Infact history books do show that some years thereafter an influential economist by the name Joseph Schumpeter, arguably the originator of the concepts that led to what we now call “entrepreneurship,” introduced an important distinction between ‘Invention’ and ‘innovation’. Schumpeter argued in his literature that ‘invention’ is the creation of something new (e.g. electricity vehicle), while innovation on the other hand is related to the adoption of that new thing. (product). Before he died, modern day innovator – Steve Jobs put it this way: “innovation is creativity that ships”.
So, the question that comes to mind now is, at what level are our firms in Botswana, the citizenry and most importantly state-owned agencies such as Botswana Innovation Hub (BIH) crafting inventions into constructive changes to rebuild our economy?
At a time when Covid-19 has created for us a tattered economy, can we rely on BIH and citizen entrepreneurs to initiate anything ‘new and/or good?
While one can opt to leave this question to you dear reader to answer, what cannot be stressed enough is the fact that even before Covid-19 the world was quickly turning into one big theatre where “knowledge” has become key to survival. There is no innovation without knowledge. That is why it is vital that government agencies such as BIH take their rightful position to lead our country in its transition from natural resources to Intellectual assets. This is a right call to make because even before Covid-19 arrival in our shore, the foundation of industrial economies had already shifted focus from “natural resources” (like our precious diamonds) to Intellectual assets (e.g., innovation).
As such, to be competitive, as a nation, and most importantly to heal the economic fractures caused by the Covid-19 pandemic we need to harness our people’s Intellectual capital. Which state organ other than BIH is best placed to take on this task head-on?
Botswana continue to count herself amongst the countries that aspires to have a knowledge economy. This aspiration also formed large part of the ruling Botswana Democratic Party (BDP)’s 2019 elections manifesto. Now that the BDP has retained power, it is the right time to join nations around the globe which are pouring billions of monies into increasing their citizens’ “knowledge intensiveness”. We are at point where state entities like BIH through the Innovation Fund should be able to help the people of the land to think critically without favouring their affiliations be it religious, political, or otherwise. If BIH has the capacity to cultivate and develop as many innovators as we need, then we do not even often talk about the darker world of the less privileged citizenry. The people of the land also need to remember that often life begins at the end of a comfort zone.
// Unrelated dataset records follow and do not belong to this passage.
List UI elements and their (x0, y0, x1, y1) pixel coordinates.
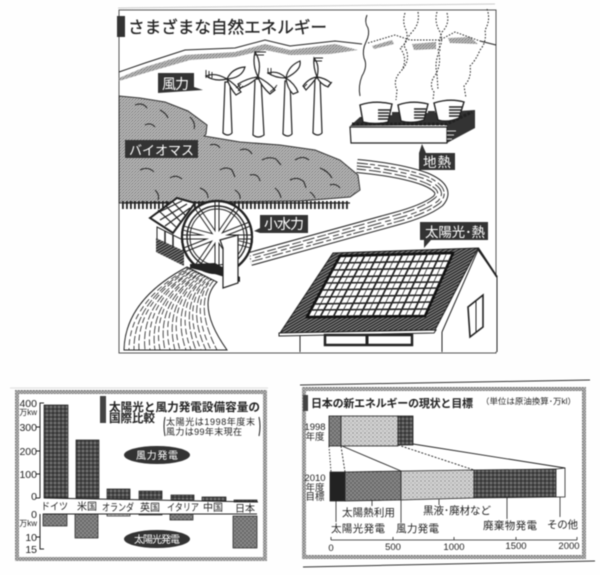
year labels (304, 422, 326, 503)
panel: natural energy illustration (117, 4, 497, 353)
label: biomass: バイオマス (129, 143, 194, 158)
panel: international comparison chart: 300 (19, 422, 37, 434)
chart title: 日本の新エネルギーの現状と目標 (311, 396, 473, 410)
lower river (124, 267, 227, 350)
x axis: 1000 (443, 542, 465, 553)
country labels: 中国 (203, 501, 223, 514)
solar panel (307, 253, 453, 317)
country labels: 日本 (235, 502, 255, 515)
country labels: オランダ (102, 501, 134, 514)
legend: solar (124, 530, 190, 548)
chart title: 国際比較 (109, 411, 155, 425)
house with solar panels (279, 248, 497, 352)
note (164, 416, 260, 437)
segment labels: その他 (547, 518, 578, 531)
legend: solar: 太陽光発電 (134, 533, 180, 546)
panel: Japan new energy chart (300, 380, 595, 567)
mountains in background (119, 32, 496, 81)
label: solar (420, 222, 488, 248)
segment labels: 黒液･廃材など (423, 504, 492, 517)
segment labels: 太陽熱利用 (342, 506, 395, 519)
wind turbines (206, 52, 332, 137)
year labels: 1998 (304, 422, 326, 433)
geothermal plant (350, 9, 489, 143)
y axis (36, 403, 44, 549)
water chute (220, 235, 238, 288)
panel: international comparison chart (10, 388, 268, 559)
label: small hydro: 小水力 (264, 216, 304, 232)
side window (468, 295, 483, 337)
steam (359, 9, 489, 100)
segment labels: 風力発電 (396, 522, 440, 535)
veranda window (325, 335, 412, 345)
x axis (328, 537, 580, 554)
year labels: 年度 (305, 431, 325, 443)
2010 bar (330, 468, 565, 501)
unit note: （単位は原油換算･万kl） (481, 396, 576, 406)
fence (122, 203, 350, 205)
panel: international comparison chart: 200 (19, 446, 37, 458)
country labels: 英国 (140, 501, 160, 514)
1998 bar (329, 416, 413, 446)
country labels: イタリア (167, 502, 199, 514)
watermill (150, 198, 252, 288)
label: wind power (158, 73, 203, 93)
segment labels (331, 504, 578, 535)
forest / biomass (119, 96, 360, 205)
panel: international comparison chart: 400 (19, 398, 37, 410)
year labels: 2010 (304, 473, 326, 484)
panel: international comparison chart: 0 (31, 509, 37, 521)
year labels: 目標 (305, 491, 325, 503)
panel: international comparison chart: 万kw (19, 519, 37, 528)
label: wind power: 風力 (162, 76, 189, 92)
title: さまざまな自然エネルギー (128, 17, 327, 37)
x axis: 2000 (558, 541, 580, 552)
panel: international comparison chart: 15 (25, 544, 37, 556)
label: solar: 太陽光･熱 (425, 225, 486, 240)
panel: international comparison chart: 100 (19, 469, 37, 481)
leader lines (336, 497, 560, 523)
legend: wind (124, 446, 190, 464)
upper river (250, 163, 444, 262)
chart title: 太陽光と風力発電設備容量の (109, 400, 260, 414)
x axis: 1500 (505, 541, 527, 552)
segment labels: 廃棄物発電 (483, 519, 538, 532)
panel: international comparison chart: 0 (31, 491, 37, 503)
note: 太陽光は1998年度末 (166, 416, 255, 427)
country labels (41, 500, 255, 515)
x axis: 500 (385, 542, 401, 553)
solar bars (43, 514, 257, 548)
connector lines (329, 444, 565, 472)
panel: international comparison chart: 10 (25, 532, 37, 544)
year labels: 年度 (305, 482, 325, 494)
segment labels: 太陽光発電 (331, 522, 386, 535)
label: geothermal (419, 144, 455, 170)
wind bars (44, 405, 257, 502)
country labels: ドイツ (41, 502, 68, 513)
panel: international comparison chart: 万kw (19, 408, 37, 417)
x axis: 0 (328, 543, 334, 554)
note: 風力は99年末現在 (166, 426, 242, 437)
legend: wind: 風力発電 (136, 449, 178, 462)
label: geothermal: 地熱 (423, 155, 452, 170)
label: small hydro (254, 215, 308, 233)
country labels: 米国 (77, 500, 97, 513)
chart title (100, 396, 260, 425)
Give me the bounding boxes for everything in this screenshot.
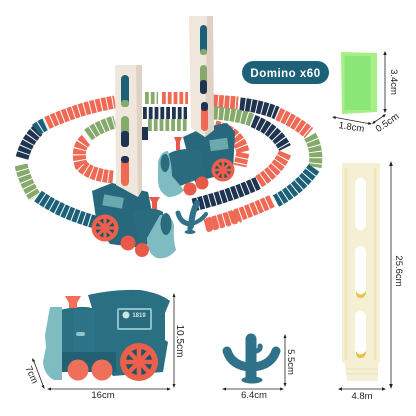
front train body [92, 183, 176, 258]
dimension: 4.8m [338, 387, 386, 402]
badge: Domino x60: Domino x60 [250, 68, 321, 80]
dimension: 10.5cm: 10.5cm [174, 325, 185, 357]
dimension: 25.6cm [389, 161, 404, 389]
large cactus obstacle with dimensions [222, 334, 296, 401]
domino track rings [21, 98, 316, 225]
dimension: 25.6cm: 25.6cm [393, 255, 404, 287]
dimension: 7cm [22, 358, 44, 389]
large cactus [227, 339, 276, 384]
dimension: 5.5cm: 5.5cm [285, 349, 296, 375]
dimension: 16cm [47, 388, 171, 401]
front orange dominoes over cactus side [206, 216, 240, 226]
cream tower [342, 163, 380, 381]
green domino piece with dimensions [332, 51, 401, 135]
rear train body [158, 123, 235, 197]
green domino [341, 52, 377, 114]
badge: Domino x60 [242, 61, 329, 84]
dimension: 6.4cm: 6.4cm [241, 390, 267, 401]
large train with dimensions [22, 290, 185, 401]
dimension: 4.8m: 4.8m [351, 391, 373, 402]
outer ring dominoes [21, 98, 316, 225]
rear tower [189, 16, 214, 137]
front train with tower [92, 65, 176, 258]
dimension: 0.5cm: 0.5cm [374, 111, 401, 135]
dimension: 3.4cm: 3.4cm [388, 69, 399, 95]
front tower [115, 65, 142, 197]
small cactus obstacle [178, 203, 206, 234]
rear train with tower [158, 16, 235, 197]
large train [43, 290, 170, 381]
inner ring dominoes [145, 125, 243, 166]
dimension: 7cm: 7cm [22, 364, 40, 385]
middle ring dominoes [79, 113, 285, 205]
number plate: 1819 [132, 313, 146, 319]
large cream tower piece with dimensions [338, 161, 404, 402]
dimension: 10.5cm [172, 293, 185, 388]
dimension: 1.8cm: 1.8cm [338, 120, 365, 135]
dimension: 16cm: 16cm [91, 390, 115, 401]
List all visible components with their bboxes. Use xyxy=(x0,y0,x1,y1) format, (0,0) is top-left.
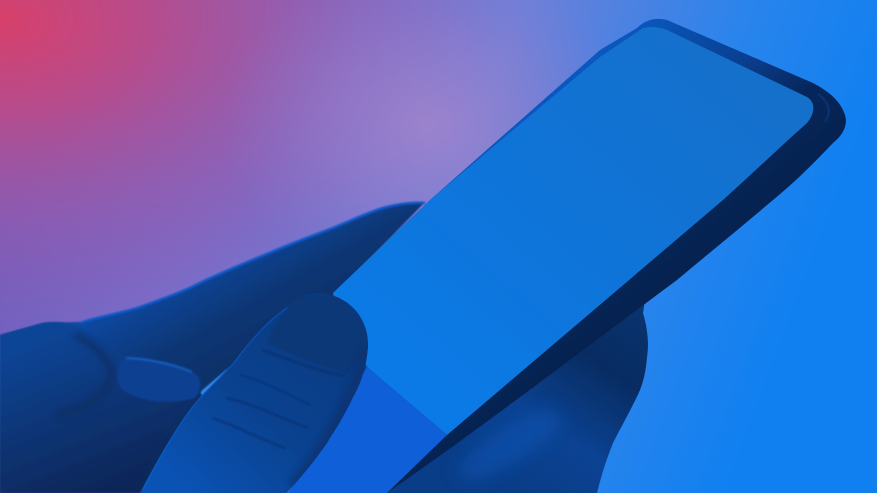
hand: thumb xyxy=(140,293,368,493)
knuckle shading xyxy=(55,335,112,415)
phone screen lower wedge xyxy=(288,367,447,493)
phone body xyxy=(333,19,846,493)
index fingernail xyxy=(117,356,200,402)
lit palm highlight xyxy=(458,408,561,482)
phone bevel highlight xyxy=(818,94,829,122)
hand: back finger xyxy=(0,202,425,493)
thumb knuckle wrinkles xyxy=(212,350,345,448)
thumbnail xyxy=(267,295,375,373)
hand: index finger and palm xyxy=(0,322,202,493)
hand: right fingers behind phone xyxy=(387,304,648,493)
bright sliver between finger and thumb xyxy=(200,366,232,400)
nail highlight xyxy=(126,358,192,372)
thumb right shadow xyxy=(295,350,368,488)
phone xyxy=(288,19,846,493)
thumb left rim light xyxy=(143,307,287,490)
phone screen xyxy=(333,27,813,435)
We are at a point where we cannot sell our precious stones nor can we get the world to come salivate at our flora and fauna including dehorned rhinos. We are at the end of our comfort zone, a point where the social contract of the people of the land and the state needs rejigging. We are at point where none of the people of the land are happy about the growing gap between the rich and the poor except a few blind entrepreneurs and self-proclaimed elites. We are at a point where we cannot be proud of the current set up where a few citizens benefit economically at the expense of everyone else. We know very well that we have been favouring the interests of the Have-s and that the economic injustice of such magnitude is not sustainable.
So, the #Bottomline is that going forward, we shall look up to government agencies such as BIH to help us heal the Covid-19 economic fractures. BIH need to occupy the driver seats in the bus that seeks to reinvent the local economy. That role, if well played by BIH, will help them to avoid the trap of becoming a modern-day depot or state-owned Real Estate agent.